Celtic Harp - che potrà mai essere questo disco? Semplicemente una sorpresa.
Andiamo per ordine, prima di tutto è lecito chiedersi: chi è questa Margie Butler, della quale sono venuto a conoscenza per caso più di un anno? Trattasi di un'artista musicale irlandese, comprensibilmente misconosciuta ai più, ma assai nota invece nell'ambiente della new age e della world music come arpista. Stando a quanto riportato in numerosi trafiletti promozionali, si scopre che il padre era un famoso tenore (non sono riuscito purtroppo a rintracciare il nome), fattore che ha permesso a Margie di vivere a stretto contatto col panorama musicale dell'Isola Verde, e permettendole così di maturare una spiccata sensibilità verso le melodie celtiche tradizionali. Nel corso della sua carriera ha composto sia album solistici che assieme ai Golden Buogh, proponendo un conubbio tra brani propri e reinterpretazioni di brani della tradizione non solo irlandese, ma anche bretone, scozzese e inglese.
Gli input sono quindi più che buoni, ma c'è da dire che non sempre i lavori dell'artista si rivelano particolarmente entusiasmanti: ho avuto modo di ascoltare altri due album, Carolan's Draught e Lure of the Sea Maiden, e devo dire che purtroppo non vanno oltre la dimensione di un folk atmosferico statico e senza spunti interessanti, tanto da poter essere considerati a tratti come mera (come viene volgarmente definita) "new age da supermercato", musica d'ambiente spacciata come "benefica", colta e cosmopolita, e che si risolve invece in una sequela di nenìè insipide e stancanti.
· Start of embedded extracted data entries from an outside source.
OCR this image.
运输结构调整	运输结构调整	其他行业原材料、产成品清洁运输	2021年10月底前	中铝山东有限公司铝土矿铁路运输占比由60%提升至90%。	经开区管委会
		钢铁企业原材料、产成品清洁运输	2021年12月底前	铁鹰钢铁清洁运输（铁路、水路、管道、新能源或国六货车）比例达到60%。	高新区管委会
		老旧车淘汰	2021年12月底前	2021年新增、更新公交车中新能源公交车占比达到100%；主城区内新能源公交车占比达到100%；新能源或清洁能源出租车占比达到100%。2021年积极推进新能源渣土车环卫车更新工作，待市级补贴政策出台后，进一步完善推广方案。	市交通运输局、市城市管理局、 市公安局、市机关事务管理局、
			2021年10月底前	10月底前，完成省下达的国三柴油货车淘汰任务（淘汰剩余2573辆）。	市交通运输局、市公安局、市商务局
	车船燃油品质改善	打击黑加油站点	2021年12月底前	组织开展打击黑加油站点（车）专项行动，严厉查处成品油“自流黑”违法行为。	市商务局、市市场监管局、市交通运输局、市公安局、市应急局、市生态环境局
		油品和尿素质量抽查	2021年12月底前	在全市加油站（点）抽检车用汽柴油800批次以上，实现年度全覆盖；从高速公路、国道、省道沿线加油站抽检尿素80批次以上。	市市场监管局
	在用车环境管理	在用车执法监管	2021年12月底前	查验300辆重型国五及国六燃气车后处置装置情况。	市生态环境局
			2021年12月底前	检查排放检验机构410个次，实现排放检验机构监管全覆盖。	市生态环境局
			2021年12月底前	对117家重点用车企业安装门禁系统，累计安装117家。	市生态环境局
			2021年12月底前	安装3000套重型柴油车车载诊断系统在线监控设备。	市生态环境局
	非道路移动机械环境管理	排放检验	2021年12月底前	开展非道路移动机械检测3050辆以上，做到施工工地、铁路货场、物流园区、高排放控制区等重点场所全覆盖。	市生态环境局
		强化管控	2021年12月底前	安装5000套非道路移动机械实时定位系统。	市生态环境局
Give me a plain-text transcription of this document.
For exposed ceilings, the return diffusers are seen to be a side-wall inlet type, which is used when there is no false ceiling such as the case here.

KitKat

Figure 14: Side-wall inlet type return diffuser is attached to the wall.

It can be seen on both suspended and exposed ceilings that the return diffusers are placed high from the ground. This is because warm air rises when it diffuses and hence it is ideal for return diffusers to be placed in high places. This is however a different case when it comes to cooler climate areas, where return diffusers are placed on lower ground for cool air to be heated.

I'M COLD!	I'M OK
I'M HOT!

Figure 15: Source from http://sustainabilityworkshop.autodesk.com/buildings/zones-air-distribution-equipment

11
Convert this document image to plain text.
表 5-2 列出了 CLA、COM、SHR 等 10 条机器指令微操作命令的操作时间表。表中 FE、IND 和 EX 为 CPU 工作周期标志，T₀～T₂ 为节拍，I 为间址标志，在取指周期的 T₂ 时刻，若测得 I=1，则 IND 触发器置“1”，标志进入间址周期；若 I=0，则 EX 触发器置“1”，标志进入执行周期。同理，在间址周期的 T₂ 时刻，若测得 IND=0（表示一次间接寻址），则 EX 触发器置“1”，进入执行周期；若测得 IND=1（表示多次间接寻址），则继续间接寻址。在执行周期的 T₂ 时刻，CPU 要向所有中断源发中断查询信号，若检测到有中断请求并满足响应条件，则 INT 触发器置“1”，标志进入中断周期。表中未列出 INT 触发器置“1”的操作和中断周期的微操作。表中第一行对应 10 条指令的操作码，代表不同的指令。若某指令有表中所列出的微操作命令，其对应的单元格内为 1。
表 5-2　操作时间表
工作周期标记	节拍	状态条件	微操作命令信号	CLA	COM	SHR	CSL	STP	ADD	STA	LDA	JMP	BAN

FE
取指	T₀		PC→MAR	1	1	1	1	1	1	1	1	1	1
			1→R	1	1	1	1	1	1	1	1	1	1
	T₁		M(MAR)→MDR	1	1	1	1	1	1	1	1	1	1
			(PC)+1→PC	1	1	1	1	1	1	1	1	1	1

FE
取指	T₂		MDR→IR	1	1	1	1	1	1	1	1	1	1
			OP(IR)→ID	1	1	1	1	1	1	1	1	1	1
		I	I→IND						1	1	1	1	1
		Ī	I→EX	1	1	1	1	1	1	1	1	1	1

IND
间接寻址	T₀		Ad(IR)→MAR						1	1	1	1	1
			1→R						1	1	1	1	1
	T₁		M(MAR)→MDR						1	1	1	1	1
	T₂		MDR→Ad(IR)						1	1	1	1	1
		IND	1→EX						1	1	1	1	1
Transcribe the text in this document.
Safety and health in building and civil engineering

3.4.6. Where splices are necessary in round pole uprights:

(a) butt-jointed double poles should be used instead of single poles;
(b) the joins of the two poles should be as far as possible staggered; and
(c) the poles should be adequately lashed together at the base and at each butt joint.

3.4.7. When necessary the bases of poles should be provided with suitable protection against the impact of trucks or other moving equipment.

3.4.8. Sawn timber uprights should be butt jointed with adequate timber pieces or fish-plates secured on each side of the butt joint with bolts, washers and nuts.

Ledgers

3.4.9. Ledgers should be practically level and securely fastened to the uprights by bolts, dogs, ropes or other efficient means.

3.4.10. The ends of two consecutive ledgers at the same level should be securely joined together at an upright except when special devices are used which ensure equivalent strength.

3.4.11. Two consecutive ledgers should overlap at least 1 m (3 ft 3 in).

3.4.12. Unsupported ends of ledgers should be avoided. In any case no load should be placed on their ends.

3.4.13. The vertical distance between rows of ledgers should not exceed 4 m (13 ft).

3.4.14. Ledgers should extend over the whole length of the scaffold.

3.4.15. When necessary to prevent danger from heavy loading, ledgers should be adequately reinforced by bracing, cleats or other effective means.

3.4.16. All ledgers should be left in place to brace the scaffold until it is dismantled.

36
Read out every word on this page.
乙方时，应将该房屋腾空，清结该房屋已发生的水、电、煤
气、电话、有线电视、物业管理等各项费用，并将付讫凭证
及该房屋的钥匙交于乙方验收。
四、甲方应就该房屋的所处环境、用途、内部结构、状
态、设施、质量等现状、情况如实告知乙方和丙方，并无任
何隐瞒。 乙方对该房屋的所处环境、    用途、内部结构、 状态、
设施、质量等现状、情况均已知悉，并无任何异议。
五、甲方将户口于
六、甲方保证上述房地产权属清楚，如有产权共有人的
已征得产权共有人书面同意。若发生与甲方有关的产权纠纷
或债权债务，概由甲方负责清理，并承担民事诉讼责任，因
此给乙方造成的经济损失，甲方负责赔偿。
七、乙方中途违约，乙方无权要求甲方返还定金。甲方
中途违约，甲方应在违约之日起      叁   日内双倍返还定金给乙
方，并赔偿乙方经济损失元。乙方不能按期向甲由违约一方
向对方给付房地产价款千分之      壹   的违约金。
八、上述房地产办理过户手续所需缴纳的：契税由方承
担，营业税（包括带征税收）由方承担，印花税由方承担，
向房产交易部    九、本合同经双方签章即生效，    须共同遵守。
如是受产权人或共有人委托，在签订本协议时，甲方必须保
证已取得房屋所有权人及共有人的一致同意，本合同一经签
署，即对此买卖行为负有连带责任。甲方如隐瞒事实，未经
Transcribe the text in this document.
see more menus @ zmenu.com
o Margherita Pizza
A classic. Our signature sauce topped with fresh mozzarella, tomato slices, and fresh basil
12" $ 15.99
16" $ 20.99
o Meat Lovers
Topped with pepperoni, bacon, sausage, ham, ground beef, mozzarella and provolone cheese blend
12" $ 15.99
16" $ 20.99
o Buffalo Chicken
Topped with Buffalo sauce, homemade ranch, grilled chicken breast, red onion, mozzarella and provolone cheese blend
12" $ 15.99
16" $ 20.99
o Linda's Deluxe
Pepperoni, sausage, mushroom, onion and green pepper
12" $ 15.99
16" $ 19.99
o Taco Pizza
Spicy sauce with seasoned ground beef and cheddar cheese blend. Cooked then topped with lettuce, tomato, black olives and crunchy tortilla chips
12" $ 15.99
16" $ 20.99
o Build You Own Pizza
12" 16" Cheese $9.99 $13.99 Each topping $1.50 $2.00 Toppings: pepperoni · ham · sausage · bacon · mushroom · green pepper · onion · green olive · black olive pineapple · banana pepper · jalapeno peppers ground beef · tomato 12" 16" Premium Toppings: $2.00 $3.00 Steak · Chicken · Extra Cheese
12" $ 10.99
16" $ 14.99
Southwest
Come allora come mai ben quattro "pallini" a Celtic Harp? D'altronde, all'apparenza gli elementi per catalogarlo come ciofeca ci sono, tra il titolo assolutamente anonimo, la sconosciutezza dell'artista e il sentore di marcia commercialità che aleggia tutt'intorno. Eppure il risultato è di una completezza sorprendente: questo disco, completamente strumentale, può contare, oltre che ad una produzione sempre adeguata, anche di un'ottima qualità compositiva che permette ai brani di mantenere intatto la dolcezza ipnotica della musica celtica senza diventare ripetitivi. Le dita di Margie scorrono agili e sicure sulle corde dell'arpa, il cui timbro brillante ed etereo dipinge paesaggi ora delicatamente gioiosi, ora più maestosi ed eterei, come ad esempio Snow Geese, The Hills of Ireland e Alalas das Marinas, perfette trasposizioni musicale della vista di un lussureggiante e misterioso paesaggio nordico. Anche gli altri strumenti, tra i quali sono presenti violino e flauto irlandese, fanno un'ottima figura, accompagnando con maestria le melodie della Butler, conferendo corposità e pienezza agli arrangiamenti.
Come intendere allora questo disco? Direi che si tratta della dimostrazione di come, anche da un contensto solitamente così poco affidabile come l'ambient/new age di carattere commerciale, possano saltare fuori della piccole gemme: un'opera insospettabilmente fresca e convincente e che consiglio caldamente a chi apprezza il folk internazionale o vuole anche solo farsi cullare per un'oretta dal fascino magico e sognante della musica irlandese.